= Community Service Foundation =

Organization based in Florida, US

The Community Service Foundation, founded in 1957 in Harbor Bluffs, Florida, is now headquartered in Clearwater, Florida. Its goal is to provide help on a local level to poor residents of Pinellas County. It started as a privately funded organization and has evolved into a regionally funded effort.

CSF's first project, in 1962, was a center in Ridgecrest, Florida for pre-teen children as an educational and recreational outlet.

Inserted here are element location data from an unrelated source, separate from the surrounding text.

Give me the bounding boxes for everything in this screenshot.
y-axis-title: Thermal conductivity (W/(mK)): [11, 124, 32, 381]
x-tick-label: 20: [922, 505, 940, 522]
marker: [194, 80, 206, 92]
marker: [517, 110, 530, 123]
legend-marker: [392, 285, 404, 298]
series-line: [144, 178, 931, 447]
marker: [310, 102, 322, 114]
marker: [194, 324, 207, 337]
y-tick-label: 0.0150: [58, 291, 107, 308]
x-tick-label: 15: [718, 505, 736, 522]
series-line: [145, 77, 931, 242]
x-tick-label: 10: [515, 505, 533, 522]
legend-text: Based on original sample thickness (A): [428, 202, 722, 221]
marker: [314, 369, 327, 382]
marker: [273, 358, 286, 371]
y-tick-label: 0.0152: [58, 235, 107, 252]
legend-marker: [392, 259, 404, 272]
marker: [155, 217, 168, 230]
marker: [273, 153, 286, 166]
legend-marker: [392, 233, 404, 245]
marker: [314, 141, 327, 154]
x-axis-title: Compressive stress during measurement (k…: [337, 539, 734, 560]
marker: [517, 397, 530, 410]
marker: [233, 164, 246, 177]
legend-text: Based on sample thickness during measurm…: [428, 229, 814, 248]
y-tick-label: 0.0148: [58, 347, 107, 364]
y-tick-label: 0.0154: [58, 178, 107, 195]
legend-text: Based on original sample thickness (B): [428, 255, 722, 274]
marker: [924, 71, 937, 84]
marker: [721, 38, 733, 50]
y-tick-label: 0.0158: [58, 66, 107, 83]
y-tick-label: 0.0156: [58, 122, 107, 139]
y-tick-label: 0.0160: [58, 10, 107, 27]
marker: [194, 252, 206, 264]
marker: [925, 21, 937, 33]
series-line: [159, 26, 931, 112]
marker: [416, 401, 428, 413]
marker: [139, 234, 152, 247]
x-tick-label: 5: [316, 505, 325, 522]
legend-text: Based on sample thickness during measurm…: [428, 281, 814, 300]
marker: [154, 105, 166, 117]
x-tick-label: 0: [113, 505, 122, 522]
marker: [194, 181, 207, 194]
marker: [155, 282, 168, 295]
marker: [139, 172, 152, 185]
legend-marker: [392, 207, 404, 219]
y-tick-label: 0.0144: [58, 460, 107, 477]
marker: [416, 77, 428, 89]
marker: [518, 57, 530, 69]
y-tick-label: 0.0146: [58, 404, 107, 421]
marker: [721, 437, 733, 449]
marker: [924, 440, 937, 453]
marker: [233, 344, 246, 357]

The Foundation and the Friends of Ridgecrest, from three adjoining communities, created a core lending library at the center, with an emphasis on books relevant to the community's culture - for example "Singing Heart", a small book about Marian Anderson written by Lenore Spivey. The community center still serves the area's residents 50 years later.

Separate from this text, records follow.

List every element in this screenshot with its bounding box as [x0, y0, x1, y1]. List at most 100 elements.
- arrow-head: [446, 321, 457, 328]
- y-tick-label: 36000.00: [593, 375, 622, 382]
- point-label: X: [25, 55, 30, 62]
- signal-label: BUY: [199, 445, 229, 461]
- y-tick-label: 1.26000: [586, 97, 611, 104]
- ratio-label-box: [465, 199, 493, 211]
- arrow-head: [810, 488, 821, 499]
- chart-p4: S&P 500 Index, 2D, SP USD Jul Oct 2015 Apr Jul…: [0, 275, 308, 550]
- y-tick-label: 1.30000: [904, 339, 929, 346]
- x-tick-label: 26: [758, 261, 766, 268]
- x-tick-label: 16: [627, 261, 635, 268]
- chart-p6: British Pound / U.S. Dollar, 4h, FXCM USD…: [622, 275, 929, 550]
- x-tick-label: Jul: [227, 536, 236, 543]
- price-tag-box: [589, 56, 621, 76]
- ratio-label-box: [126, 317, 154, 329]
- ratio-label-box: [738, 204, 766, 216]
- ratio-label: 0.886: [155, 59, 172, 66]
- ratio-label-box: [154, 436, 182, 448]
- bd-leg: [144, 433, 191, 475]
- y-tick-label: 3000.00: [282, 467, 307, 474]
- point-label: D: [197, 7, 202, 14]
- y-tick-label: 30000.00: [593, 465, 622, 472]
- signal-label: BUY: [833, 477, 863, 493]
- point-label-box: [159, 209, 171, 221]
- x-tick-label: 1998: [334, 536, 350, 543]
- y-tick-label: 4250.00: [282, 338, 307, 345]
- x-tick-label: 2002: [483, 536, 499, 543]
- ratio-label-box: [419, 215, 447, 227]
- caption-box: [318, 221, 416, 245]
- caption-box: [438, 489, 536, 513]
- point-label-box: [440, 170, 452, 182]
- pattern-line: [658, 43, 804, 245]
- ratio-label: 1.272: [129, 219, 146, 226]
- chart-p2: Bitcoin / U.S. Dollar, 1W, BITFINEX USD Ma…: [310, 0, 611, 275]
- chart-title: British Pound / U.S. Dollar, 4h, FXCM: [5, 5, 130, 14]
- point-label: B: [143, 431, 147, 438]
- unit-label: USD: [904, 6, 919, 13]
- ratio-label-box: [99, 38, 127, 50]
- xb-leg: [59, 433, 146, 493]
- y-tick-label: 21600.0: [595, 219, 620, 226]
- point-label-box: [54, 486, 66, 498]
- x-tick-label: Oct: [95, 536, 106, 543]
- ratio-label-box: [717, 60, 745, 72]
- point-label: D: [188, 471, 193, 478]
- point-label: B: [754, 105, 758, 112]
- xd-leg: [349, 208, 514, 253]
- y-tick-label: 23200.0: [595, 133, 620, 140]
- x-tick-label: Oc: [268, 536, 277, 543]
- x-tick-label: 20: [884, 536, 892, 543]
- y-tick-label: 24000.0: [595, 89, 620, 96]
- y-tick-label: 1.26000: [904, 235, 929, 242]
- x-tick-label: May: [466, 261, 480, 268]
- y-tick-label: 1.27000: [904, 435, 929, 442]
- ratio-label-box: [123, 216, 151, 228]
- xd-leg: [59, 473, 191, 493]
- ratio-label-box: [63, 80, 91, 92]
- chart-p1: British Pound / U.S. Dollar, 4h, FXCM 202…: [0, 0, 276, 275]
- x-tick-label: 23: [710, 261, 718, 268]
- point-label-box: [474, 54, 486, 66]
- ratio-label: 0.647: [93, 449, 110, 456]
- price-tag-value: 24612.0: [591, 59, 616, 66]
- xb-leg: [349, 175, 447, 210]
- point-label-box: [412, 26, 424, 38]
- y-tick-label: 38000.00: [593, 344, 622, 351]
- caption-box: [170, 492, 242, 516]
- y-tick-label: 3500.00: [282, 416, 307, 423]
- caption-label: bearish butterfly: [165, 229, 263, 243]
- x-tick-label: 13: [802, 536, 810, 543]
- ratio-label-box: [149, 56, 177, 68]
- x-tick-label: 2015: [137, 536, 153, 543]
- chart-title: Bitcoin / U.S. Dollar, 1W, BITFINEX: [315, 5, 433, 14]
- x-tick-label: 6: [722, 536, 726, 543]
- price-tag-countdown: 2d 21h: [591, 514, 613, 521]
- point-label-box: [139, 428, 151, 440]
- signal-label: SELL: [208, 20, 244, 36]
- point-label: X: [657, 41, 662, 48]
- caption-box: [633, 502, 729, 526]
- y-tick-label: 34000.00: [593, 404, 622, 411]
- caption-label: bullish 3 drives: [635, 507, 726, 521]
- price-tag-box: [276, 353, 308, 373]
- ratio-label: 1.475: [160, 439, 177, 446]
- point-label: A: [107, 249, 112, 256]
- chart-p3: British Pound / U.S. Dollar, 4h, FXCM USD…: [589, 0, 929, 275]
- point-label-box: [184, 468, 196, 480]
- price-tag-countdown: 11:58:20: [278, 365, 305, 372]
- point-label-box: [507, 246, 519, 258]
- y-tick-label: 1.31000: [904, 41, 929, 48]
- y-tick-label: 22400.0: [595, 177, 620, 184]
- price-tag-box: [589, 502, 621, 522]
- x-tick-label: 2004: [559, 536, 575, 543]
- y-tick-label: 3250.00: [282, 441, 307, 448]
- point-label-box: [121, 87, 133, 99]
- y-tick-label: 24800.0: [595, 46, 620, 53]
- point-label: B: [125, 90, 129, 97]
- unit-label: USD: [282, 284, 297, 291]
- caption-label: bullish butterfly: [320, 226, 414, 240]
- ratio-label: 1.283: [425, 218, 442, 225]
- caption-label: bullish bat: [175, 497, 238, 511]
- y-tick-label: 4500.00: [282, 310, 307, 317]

CSF also participated in President Lyndon B. Johnson's "VISTA" program, Volunteers in Service to America, training VISTA volunteers at a former migrant labor camp north of Bradenton in 1966.

The Foundation now focuses on affordable housing for low-income Pinellas County residents.

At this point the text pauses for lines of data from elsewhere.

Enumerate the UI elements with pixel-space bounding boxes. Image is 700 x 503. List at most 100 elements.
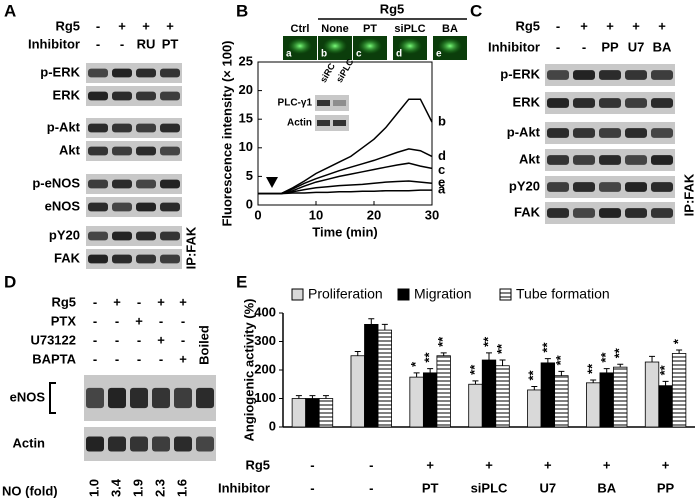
blot-band bbox=[625, 70, 647, 80]
blot-band bbox=[651, 208, 673, 218]
y-axis-label: Fluorescence intensity (× 100) bbox=[219, 40, 234, 226]
blot-band bbox=[136, 91, 156, 101]
panel-label: A bbox=[4, 1, 16, 20]
series-label: b bbox=[438, 113, 446, 128]
lane-sign: - bbox=[115, 351, 119, 366]
cell bbox=[288, 38, 312, 54]
blot-band bbox=[160, 91, 180, 101]
image-title: None bbox=[321, 23, 349, 35]
footer-value: 1.9 bbox=[130, 479, 145, 497]
blot-band bbox=[573, 182, 595, 192]
blot-strip bbox=[86, 249, 182, 269]
panel-label: D bbox=[4, 272, 16, 291]
blot-name: ERK bbox=[513, 94, 541, 109]
ip-note: IP:FAK bbox=[681, 173, 696, 216]
lane-sign: + bbox=[135, 313, 143, 328]
bar bbox=[436, 355, 451, 428]
image-title: Ctrl bbox=[291, 23, 310, 35]
error-bar bbox=[413, 372, 420, 378]
lane-sign: - bbox=[96, 18, 100, 33]
blot-band bbox=[130, 387, 148, 409]
blot-band bbox=[547, 98, 569, 108]
blot-band bbox=[174, 436, 192, 452]
bar bbox=[422, 372, 438, 428]
blot-band bbox=[136, 254, 156, 264]
error-bar bbox=[617, 363, 624, 368]
ip-note: IP:FAK bbox=[183, 226, 198, 269]
blot-band bbox=[625, 182, 647, 192]
legend-swatch bbox=[499, 288, 512, 301]
blot-band bbox=[112, 123, 132, 133]
bar bbox=[305, 398, 320, 428]
blot-strip bbox=[86, 118, 182, 138]
blot-band bbox=[625, 155, 647, 165]
image-title: siPLC bbox=[394, 23, 425, 35]
cell bbox=[398, 38, 422, 54]
blot-band bbox=[573, 128, 595, 138]
blot-name: p-Akt bbox=[507, 124, 541, 139]
bar bbox=[318, 398, 334, 428]
y-tick-label: 5 bbox=[246, 168, 253, 183]
x-tick-label: 30 bbox=[425, 207, 439, 222]
image-tag: c bbox=[356, 49, 362, 60]
blot-strip bbox=[86, 197, 182, 217]
blot-band bbox=[599, 155, 621, 165]
error-bar bbox=[486, 352, 492, 361]
blot-band bbox=[547, 155, 569, 165]
bar bbox=[540, 362, 556, 428]
blot-name: eNOS bbox=[45, 198, 81, 213]
condition-name: Rg5 bbox=[55, 18, 80, 33]
lane-sign: + bbox=[179, 294, 187, 309]
blot-band bbox=[599, 70, 621, 80]
condition-name: Inhibitor bbox=[28, 36, 80, 51]
blot-band bbox=[599, 98, 621, 108]
error-bar bbox=[309, 395, 316, 399]
bar bbox=[554, 375, 569, 428]
blot-band bbox=[88, 123, 108, 133]
lane-sign: siPLC bbox=[471, 480, 508, 495]
lane-sign: + bbox=[662, 457, 670, 472]
bar bbox=[671, 353, 687, 428]
legend-swatch bbox=[397, 288, 410, 301]
error-bar bbox=[368, 318, 375, 325]
significance: ** bbox=[553, 354, 568, 365]
blot-band bbox=[625, 98, 647, 108]
image-tag: e bbox=[436, 49, 442, 60]
lane-sign: + bbox=[658, 18, 666, 33]
y-tick-label: 0 bbox=[246, 196, 253, 211]
blot-band bbox=[160, 146, 180, 156]
bar bbox=[613, 366, 628, 428]
series-label: a bbox=[438, 182, 446, 197]
error-bar bbox=[499, 359, 506, 366]
cell bbox=[438, 38, 462, 54]
blot-name: FAK bbox=[514, 204, 541, 219]
blot-band bbox=[112, 202, 132, 212]
blot-band bbox=[112, 254, 132, 264]
blot-band bbox=[196, 436, 214, 452]
image-group: Rg5 bbox=[380, 1, 405, 16]
blot-band bbox=[573, 155, 595, 165]
condition-name: BAPTA bbox=[32, 351, 76, 366]
blot-band bbox=[130, 436, 148, 452]
x-tick-label: 0 bbox=[254, 207, 261, 222]
lane-sign: - bbox=[93, 332, 97, 347]
blot-band bbox=[88, 91, 108, 101]
cell bbox=[358, 38, 382, 54]
blot-band bbox=[547, 128, 569, 138]
blot-band bbox=[651, 155, 673, 165]
error-bar bbox=[427, 368, 434, 373]
bar bbox=[350, 355, 365, 428]
bar bbox=[527, 389, 542, 428]
error-bar bbox=[322, 395, 329, 399]
blot-band bbox=[573, 98, 595, 108]
lane-sign: - bbox=[115, 313, 119, 328]
lane-sign: BA bbox=[597, 480, 616, 495]
significance: ** bbox=[657, 364, 672, 375]
significance: * bbox=[408, 361, 423, 367]
lane-sign: PT bbox=[162, 36, 179, 51]
blot-band bbox=[88, 179, 108, 189]
inset-lane: siPLC bbox=[334, 57, 356, 85]
blot-band bbox=[108, 436, 126, 452]
blot-band bbox=[88, 146, 108, 156]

CSF was created in October 1957 by businessman Willis T. Spivey and his wife Lenore; for the first decade, the Foundation's office was in their home. Before her death, Willis and his first wife Dorothy, a Quaker, sponsored the Community Workshop Association in Wallinngford, Pennsylvania in the early 1950s. Spivey was the founder and CEO of The Spivey Company in Philadelphia, manufacturer of material handling systems. Born in Greenville, Georgia, he died in 1971 at age 84; Lenore died in 1978 at 78.

Executive Directors at CSF have included Thomas P. "Pat" Hardeman, Charles Mann for 31 years, Jerry Spilatro for 19 years, and current ED Perry Bean.